LE VIEUX GRAND-PÈRE ET LE PETIT-FILS.

Il était une fois un pauvre homme bien vieux, qui avait les yeux troubles, l’oreille dure et les genoux tremblants. Quand il était à table, il pouvait à peine tenir sa cuillère ; il répandait de la soupe sur la nappe, et quelquefois même en laissait échapper de sa bouche. La femme de son fils et son fils lui-même en avaient pris un grand dégoût, et à la fin ils le reléguèrent dans un coin derrière le poêle, où ils lui donnaient à manger une chétive pitance dans une vieille écuelle de terre. Le vieillard avait souvent les larmes aux yeux et regardait tristement du côté de la table. Un jour, l’écuelle, que tenaient mal ses mains tremblantes, tomba à terre et se brisa. La jeune femme s’emporta en reproches : il n’osa rien répondre et baissa la tête en soupirant. On lui acheta pour deux liards une écuelle de bois dans laquelle désormais on lui donnait à manger.

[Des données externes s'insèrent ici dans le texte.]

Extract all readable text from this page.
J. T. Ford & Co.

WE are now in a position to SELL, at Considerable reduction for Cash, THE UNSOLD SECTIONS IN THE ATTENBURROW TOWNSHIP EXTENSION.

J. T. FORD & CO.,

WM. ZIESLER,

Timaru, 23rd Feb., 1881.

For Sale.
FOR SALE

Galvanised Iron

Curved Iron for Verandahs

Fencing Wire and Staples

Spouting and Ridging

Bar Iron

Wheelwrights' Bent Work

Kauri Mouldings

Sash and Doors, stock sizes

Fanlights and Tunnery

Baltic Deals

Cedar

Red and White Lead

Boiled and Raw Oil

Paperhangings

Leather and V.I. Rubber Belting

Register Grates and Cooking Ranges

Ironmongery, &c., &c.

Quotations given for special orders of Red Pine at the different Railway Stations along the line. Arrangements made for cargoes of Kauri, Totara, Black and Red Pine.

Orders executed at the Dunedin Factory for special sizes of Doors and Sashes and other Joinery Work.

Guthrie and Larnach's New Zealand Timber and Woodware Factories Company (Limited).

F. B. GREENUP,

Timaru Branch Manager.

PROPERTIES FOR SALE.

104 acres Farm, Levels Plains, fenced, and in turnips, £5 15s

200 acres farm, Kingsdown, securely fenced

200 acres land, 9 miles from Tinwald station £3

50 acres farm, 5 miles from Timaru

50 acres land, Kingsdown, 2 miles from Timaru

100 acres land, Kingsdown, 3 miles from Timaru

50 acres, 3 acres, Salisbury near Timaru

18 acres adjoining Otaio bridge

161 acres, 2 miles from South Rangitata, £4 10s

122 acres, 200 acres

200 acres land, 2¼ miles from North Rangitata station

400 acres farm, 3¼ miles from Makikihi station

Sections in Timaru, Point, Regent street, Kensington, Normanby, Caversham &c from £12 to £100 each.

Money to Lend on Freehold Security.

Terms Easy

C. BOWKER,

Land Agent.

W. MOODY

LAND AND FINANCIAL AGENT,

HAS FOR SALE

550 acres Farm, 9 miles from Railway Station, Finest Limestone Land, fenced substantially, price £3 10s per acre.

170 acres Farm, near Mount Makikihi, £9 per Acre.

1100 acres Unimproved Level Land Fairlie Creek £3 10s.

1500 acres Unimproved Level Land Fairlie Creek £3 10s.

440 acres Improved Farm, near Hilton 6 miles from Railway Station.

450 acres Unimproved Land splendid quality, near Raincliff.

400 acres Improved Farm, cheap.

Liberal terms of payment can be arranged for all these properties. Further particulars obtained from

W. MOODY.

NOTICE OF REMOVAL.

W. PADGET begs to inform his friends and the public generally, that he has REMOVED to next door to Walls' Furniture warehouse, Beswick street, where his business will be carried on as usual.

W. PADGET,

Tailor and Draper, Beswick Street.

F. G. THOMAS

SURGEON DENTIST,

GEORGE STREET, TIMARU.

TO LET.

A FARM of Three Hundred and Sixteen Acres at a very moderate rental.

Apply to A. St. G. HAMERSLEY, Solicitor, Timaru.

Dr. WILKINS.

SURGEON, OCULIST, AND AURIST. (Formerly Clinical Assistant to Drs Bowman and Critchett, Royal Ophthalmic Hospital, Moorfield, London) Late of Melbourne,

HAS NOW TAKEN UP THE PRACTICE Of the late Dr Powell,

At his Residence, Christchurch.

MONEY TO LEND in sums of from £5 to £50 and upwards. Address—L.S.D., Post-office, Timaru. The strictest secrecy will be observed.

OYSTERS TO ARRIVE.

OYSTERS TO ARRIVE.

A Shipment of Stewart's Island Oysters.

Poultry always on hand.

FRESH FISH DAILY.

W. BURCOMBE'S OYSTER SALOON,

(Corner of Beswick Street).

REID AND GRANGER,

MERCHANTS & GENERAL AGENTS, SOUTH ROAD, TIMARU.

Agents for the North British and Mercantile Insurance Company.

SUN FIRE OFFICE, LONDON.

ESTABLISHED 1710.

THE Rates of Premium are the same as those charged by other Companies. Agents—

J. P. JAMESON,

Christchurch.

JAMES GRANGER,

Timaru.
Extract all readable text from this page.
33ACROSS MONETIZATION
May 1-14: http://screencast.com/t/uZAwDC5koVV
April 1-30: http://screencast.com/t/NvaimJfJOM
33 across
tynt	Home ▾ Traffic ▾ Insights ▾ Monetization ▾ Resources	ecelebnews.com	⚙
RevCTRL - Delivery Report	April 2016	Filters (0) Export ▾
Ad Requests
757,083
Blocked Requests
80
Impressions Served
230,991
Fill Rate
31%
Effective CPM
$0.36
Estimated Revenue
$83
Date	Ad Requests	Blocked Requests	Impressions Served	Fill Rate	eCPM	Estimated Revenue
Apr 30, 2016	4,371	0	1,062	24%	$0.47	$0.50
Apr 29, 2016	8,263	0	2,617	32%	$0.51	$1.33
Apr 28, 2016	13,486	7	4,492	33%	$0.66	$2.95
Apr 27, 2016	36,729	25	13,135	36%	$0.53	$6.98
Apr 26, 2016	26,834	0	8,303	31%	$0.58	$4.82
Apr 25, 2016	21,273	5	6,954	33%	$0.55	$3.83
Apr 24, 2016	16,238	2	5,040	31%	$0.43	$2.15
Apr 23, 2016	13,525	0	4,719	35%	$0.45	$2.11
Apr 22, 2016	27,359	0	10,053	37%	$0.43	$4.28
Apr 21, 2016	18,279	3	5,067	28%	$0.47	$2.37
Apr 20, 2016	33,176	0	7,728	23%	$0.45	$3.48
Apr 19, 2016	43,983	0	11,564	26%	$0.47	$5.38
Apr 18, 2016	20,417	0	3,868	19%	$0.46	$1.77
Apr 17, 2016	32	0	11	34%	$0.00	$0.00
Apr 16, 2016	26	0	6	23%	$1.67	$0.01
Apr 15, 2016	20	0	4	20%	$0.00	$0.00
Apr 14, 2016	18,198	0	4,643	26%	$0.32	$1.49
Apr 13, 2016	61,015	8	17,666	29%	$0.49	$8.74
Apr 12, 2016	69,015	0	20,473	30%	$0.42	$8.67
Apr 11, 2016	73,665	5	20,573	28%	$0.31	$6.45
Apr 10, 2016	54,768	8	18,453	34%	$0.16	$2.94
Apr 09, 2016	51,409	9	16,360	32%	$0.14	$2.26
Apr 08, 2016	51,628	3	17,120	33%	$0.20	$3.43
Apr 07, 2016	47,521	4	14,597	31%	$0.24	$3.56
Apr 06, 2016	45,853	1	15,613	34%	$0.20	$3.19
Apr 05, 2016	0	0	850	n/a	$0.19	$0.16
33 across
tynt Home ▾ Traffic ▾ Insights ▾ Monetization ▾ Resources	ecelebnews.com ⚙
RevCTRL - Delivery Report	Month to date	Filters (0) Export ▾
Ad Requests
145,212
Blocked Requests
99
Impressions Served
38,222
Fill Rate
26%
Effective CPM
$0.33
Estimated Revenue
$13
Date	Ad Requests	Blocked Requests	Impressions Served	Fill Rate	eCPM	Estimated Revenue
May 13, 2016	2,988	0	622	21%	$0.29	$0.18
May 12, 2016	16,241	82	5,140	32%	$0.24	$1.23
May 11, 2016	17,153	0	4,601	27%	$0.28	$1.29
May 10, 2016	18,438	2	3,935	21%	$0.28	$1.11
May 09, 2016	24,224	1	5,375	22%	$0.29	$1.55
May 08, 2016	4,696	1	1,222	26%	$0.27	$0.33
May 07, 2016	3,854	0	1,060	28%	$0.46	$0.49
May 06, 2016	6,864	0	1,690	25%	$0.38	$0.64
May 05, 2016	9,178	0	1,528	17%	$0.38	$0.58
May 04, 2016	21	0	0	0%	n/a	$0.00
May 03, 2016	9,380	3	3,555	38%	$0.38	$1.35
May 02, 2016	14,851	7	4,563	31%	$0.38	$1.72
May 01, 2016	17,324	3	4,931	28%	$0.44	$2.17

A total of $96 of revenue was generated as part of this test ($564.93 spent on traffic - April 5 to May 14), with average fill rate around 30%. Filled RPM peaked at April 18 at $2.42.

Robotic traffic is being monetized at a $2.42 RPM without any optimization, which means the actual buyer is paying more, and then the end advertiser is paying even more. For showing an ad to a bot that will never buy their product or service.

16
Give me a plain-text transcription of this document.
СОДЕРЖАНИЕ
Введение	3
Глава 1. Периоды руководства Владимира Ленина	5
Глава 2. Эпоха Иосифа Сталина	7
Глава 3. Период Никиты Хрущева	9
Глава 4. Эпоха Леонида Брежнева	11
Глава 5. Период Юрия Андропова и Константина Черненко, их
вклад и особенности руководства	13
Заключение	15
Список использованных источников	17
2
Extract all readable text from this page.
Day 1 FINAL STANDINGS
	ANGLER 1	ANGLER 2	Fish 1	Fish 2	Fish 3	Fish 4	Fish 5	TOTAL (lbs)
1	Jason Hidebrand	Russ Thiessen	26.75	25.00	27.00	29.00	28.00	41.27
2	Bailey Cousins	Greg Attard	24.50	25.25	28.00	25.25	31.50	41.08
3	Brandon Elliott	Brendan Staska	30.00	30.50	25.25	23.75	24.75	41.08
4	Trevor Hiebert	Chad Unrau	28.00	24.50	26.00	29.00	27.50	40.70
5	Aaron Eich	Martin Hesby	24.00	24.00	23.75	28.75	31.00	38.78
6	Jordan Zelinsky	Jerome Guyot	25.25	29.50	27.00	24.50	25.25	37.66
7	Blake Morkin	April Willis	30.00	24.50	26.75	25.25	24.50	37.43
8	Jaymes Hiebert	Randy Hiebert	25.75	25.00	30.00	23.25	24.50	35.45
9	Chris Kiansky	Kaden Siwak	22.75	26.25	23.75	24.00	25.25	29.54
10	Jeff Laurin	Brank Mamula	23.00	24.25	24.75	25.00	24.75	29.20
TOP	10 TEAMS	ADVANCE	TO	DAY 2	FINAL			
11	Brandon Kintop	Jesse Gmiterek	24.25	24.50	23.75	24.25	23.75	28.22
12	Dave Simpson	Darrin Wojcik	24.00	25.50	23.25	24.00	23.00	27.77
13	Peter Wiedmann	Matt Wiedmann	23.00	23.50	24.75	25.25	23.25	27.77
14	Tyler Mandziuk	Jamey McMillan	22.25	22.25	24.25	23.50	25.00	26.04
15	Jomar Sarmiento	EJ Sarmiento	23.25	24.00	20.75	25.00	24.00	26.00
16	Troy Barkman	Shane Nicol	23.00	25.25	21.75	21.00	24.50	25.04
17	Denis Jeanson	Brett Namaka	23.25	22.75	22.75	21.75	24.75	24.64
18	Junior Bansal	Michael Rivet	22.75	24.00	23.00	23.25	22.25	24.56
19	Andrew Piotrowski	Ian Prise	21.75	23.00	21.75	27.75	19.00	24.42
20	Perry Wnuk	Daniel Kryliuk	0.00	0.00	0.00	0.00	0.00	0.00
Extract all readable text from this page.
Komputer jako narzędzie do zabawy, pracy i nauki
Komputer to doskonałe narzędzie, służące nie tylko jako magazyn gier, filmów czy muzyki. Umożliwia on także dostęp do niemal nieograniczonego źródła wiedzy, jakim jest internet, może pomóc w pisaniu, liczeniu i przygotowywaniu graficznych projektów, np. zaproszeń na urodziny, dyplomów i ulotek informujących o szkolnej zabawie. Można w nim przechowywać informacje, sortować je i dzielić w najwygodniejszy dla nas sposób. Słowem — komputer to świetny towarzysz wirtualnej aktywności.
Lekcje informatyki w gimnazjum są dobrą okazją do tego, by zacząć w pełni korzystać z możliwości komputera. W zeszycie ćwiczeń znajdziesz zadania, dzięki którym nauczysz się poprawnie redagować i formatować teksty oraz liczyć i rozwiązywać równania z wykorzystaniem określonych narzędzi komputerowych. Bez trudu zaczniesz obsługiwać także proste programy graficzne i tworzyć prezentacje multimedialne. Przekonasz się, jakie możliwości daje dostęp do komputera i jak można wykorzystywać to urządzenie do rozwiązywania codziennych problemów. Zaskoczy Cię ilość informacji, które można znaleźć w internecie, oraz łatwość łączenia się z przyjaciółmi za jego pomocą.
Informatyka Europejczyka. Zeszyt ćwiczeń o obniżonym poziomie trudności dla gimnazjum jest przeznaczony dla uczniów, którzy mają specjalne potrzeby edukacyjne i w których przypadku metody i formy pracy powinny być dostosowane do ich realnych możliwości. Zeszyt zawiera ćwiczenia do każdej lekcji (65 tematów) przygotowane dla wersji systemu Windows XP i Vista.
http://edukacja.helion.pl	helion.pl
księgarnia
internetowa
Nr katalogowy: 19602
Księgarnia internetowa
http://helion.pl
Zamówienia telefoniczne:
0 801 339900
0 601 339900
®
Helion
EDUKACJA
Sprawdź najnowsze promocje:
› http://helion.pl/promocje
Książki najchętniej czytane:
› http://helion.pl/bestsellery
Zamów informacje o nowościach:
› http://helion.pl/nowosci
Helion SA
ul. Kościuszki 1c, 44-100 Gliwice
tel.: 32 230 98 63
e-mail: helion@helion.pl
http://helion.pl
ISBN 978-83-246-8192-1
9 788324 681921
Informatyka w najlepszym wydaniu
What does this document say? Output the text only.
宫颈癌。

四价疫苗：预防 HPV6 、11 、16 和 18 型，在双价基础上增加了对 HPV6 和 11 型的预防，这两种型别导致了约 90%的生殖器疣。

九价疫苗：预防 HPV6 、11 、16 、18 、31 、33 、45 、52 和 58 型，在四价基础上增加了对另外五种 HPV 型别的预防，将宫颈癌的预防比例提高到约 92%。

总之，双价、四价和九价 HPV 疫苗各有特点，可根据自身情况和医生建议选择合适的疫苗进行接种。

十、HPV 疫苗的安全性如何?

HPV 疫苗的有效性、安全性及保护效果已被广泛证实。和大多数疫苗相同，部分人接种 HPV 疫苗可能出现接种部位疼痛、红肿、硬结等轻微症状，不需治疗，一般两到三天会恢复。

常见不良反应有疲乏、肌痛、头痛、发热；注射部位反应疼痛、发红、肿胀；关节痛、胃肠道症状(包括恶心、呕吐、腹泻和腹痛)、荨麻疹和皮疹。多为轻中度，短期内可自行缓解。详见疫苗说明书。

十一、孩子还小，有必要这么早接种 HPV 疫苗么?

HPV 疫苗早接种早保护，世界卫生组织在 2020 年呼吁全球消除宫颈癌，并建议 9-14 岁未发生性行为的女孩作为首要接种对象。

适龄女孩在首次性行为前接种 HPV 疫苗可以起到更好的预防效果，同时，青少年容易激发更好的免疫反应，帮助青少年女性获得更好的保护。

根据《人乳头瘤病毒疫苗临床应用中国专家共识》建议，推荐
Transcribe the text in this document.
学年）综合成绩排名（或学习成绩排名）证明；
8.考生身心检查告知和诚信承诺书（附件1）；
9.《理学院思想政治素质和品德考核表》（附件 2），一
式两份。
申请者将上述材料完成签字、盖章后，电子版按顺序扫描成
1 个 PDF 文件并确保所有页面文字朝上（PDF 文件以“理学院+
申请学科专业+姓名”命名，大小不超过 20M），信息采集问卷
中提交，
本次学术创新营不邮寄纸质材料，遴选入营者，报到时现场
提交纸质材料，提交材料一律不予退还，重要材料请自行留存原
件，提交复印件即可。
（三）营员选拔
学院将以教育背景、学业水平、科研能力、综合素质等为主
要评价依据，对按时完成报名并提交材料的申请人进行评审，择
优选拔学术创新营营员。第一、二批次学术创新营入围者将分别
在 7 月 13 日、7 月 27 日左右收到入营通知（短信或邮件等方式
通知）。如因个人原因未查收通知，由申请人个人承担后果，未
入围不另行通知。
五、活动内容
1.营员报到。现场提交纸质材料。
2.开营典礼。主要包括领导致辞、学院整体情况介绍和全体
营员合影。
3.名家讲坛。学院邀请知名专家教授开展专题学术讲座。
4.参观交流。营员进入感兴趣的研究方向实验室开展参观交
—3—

Quelques jours après, son fils et sa belle-fille virent leur enfant, qui avait quatre ans, occupé à assembler par terre de petites planchettes. « Que fais-tu là ? lui demanda son père.

— C’est un auget, répondit-il, pour donner à manger à papa et à maman quand ils seront vieux. »

Le mari et la femme se regardèrent un instant sans rien dire, puis ils se mirent à pleurer, reprirent le vieux grand-père à table, et désormais le firent toujours manger avec eux, sans plus jamais le rudoyer.